Mel, calme, posé, est aussi un poète dans l'âme. Il se déplace et bouge, a une gestuelle animée ou souple dépendant ses propos, est très expressif de son corps, mais ne l'est pas dans son air. Ainsi sa voix n'aura d'intonation circonspectes que par réflexe, et jamais par volonté. Sa volonté moindre. Ainsi parlons de sa voix. Une voix grave, profonde, qui vous semble impénétrable comme celle des abysses. Un ton sans équivoque, mais qui soulève le doute, réfute vos idéaux et siffle vos peurs. Un ton ni heureux, ni triste, tirant parfois de psalmodie que de discussion. Sa voix est en parfaite harmonie avec son corps.
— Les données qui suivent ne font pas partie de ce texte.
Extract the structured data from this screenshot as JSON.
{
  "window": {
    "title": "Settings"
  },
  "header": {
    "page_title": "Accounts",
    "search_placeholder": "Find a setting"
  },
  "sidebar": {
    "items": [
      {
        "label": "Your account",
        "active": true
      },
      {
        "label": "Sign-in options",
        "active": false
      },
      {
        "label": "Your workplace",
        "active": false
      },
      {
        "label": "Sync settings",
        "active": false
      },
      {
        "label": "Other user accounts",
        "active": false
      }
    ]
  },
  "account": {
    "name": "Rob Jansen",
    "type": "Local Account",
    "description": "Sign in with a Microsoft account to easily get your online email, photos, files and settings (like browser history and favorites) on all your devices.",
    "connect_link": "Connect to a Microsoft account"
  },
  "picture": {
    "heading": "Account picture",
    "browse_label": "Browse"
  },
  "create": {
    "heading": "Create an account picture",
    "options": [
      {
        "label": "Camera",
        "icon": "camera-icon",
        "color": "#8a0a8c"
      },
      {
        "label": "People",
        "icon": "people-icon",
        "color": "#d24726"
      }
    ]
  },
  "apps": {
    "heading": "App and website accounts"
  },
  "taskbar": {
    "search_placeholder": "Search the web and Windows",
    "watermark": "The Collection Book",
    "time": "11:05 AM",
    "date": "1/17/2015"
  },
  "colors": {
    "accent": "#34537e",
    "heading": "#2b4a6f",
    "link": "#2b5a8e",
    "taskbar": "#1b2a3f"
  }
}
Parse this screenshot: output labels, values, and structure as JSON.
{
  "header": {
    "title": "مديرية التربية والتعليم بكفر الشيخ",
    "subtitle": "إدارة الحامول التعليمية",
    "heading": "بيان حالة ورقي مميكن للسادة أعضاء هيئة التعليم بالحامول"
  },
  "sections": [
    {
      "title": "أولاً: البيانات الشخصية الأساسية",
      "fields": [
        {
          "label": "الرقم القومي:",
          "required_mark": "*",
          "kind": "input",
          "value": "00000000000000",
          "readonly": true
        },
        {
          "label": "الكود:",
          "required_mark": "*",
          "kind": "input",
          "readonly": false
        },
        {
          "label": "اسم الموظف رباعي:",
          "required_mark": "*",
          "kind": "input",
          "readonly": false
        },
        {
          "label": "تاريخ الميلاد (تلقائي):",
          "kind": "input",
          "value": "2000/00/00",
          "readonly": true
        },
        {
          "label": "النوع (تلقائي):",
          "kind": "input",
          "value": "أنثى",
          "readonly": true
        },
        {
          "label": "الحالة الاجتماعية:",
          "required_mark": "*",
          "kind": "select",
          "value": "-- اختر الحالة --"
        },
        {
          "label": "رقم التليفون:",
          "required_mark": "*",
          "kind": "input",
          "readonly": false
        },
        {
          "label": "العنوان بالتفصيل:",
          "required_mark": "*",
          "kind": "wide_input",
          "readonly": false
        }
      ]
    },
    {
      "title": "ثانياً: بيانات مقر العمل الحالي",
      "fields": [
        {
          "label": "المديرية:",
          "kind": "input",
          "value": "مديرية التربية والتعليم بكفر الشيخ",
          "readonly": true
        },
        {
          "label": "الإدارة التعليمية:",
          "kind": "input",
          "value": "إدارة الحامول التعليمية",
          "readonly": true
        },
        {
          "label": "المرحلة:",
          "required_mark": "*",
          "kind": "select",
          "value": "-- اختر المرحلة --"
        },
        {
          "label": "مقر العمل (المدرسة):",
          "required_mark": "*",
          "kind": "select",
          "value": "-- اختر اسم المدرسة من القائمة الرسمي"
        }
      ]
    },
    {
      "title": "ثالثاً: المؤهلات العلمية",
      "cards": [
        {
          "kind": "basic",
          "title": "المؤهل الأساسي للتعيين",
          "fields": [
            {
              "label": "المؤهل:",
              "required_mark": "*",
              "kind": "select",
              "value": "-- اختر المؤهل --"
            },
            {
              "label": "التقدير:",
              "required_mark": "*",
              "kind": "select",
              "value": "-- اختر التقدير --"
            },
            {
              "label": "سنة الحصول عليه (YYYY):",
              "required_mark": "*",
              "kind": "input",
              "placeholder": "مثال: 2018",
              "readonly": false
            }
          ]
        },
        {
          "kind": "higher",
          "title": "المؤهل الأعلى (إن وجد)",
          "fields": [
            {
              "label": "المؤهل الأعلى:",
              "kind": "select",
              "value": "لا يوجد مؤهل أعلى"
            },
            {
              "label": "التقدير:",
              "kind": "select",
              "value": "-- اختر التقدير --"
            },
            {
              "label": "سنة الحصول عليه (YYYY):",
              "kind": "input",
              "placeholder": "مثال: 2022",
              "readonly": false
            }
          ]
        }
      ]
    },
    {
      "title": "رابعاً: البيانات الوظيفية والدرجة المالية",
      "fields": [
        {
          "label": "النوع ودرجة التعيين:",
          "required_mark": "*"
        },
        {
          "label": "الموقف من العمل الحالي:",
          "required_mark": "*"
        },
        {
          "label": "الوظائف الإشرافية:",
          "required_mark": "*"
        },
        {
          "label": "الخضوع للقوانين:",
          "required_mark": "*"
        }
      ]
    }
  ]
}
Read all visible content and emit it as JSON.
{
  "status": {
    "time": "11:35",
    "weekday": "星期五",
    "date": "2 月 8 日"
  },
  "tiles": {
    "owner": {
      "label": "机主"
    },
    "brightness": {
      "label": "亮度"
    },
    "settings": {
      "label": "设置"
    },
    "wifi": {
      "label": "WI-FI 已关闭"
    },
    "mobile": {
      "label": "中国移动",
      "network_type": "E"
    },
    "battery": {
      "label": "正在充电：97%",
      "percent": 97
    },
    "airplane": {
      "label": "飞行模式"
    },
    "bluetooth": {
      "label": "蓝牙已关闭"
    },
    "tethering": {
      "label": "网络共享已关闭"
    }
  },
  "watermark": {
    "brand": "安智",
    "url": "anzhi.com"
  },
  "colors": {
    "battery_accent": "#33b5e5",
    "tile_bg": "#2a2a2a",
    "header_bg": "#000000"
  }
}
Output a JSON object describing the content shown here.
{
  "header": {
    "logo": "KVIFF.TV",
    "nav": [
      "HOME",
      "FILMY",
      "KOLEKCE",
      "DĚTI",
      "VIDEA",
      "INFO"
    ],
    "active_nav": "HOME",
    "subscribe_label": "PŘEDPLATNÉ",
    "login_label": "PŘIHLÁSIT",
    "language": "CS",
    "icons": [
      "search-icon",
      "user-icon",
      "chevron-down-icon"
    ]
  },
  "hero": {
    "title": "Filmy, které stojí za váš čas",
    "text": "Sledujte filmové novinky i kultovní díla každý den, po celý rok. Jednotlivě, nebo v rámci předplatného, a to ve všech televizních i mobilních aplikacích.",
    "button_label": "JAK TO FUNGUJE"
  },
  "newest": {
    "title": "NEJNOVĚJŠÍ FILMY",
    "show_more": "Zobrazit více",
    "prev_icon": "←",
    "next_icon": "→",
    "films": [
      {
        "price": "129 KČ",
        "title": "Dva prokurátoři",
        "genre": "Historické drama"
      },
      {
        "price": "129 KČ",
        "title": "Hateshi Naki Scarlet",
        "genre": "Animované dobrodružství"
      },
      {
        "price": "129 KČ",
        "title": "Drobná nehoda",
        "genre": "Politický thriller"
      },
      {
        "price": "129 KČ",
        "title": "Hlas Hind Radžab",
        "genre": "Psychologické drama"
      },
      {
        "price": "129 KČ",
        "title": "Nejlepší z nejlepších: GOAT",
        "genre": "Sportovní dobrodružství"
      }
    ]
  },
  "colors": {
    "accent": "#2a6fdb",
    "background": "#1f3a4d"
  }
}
Pensez à un violon, un petit violon, qui suit machinalement sa musique sans poser de question. Au trait droit, fin. Où la chanson n'évoque qu'une impression lointaine, ou un déjà-vu anodin. Un air monocorde qui contraste ses mouvements suaves et doucereux. Car Mel est un danseur dans le peu d'âme qui lui reste. S'il ne peut exprimer ses émotions délestées par des éclats de rires ou des piques de colère, il peut certainement représenter sa fougue par une danse effrénée, ou sa sérénité par un ballet lent, levant à la fois sensualité et grâce.

Gardez en tête que cette fleur n'est inaccessible que pour ceux qui le désirent. On se peut d'aimer Mel, mais Mel ne se peut d'aimer personne. De n'aimer rien. De n'aimer que ça, en fait. Mel est une boussole pour ceux qui font du surplace. Il est un art pour ceux qui s'ennuient, est une claque pour le récidiviste. Sa délicatesse le rendent non violent mais à la fois, imprudent. Car dénué de peur, il n'hésite pas à braver d'un pas lent tout endroit susceptible de le mettre en danger. Il n'est pas conscient de ceux-ci.

Or, il reste conscient d'une chose: les autres. Jamais il n'entrera en conflit direct avec quelqu'un. Jamais il n'engage la discussion en premier. Avec Mel, il faut l'aborder. Ce qui fait de lui, aux yeux des autres, un sociopathe philanthrope, aigre, direct et hargneux. Ces autres sont jaloux. Jaloux de cette prestance, jaloux de cette acuité à percer à jour l'âme des autres, et surtout, jaloux de savoir qu'il n'a rien à cacher.

Jaloux de voir leur masque à découvert.

Ainsi, dire que Mel incarne le néant est un pléonasme.


Mel est une figure qui rappelle l'élégance, la grâce et l'esthétisme. Ainsi jamais sa fourrure ne se voit souillée d'une autre couleur que le blanc. Seule dans ses cheveux prennent de l'expansion quelques mèches bleues, sans aucune signification pense-t-on. Pense-t-on. Auparavant, la mèche était petite, quelques fins capillaires à peine. Mais plus le temps passe, plus sa pelisse pousse, et plus, étonnamment, ces mèches azures gagnent en espace.

Pourquoi un tel phénomène?

Mel a un corps fort mais svelte. De longues pattes souples et un port altier, sans être arrogant. Ses oreilles sont toujours droites, et sa carrure est sans défaut. Carrure, qui n'a d'ombre au tableau qu'une cicatrice profonde au niveau du flanc droit, dissimulé sous ses longs poils. Cette cicatrice a une forme particulière, rappelle une hydre aux mille têtes et aux mille crocs. Cette cicatrice, qui est apparue d'on ne sait où, et d'on ne sait pour quelle raison. Il suffit de glisser son doigt, de toucher sa fourrure pour y sentir un dénivelé, et pour deviner la forme de cette étrange balafre.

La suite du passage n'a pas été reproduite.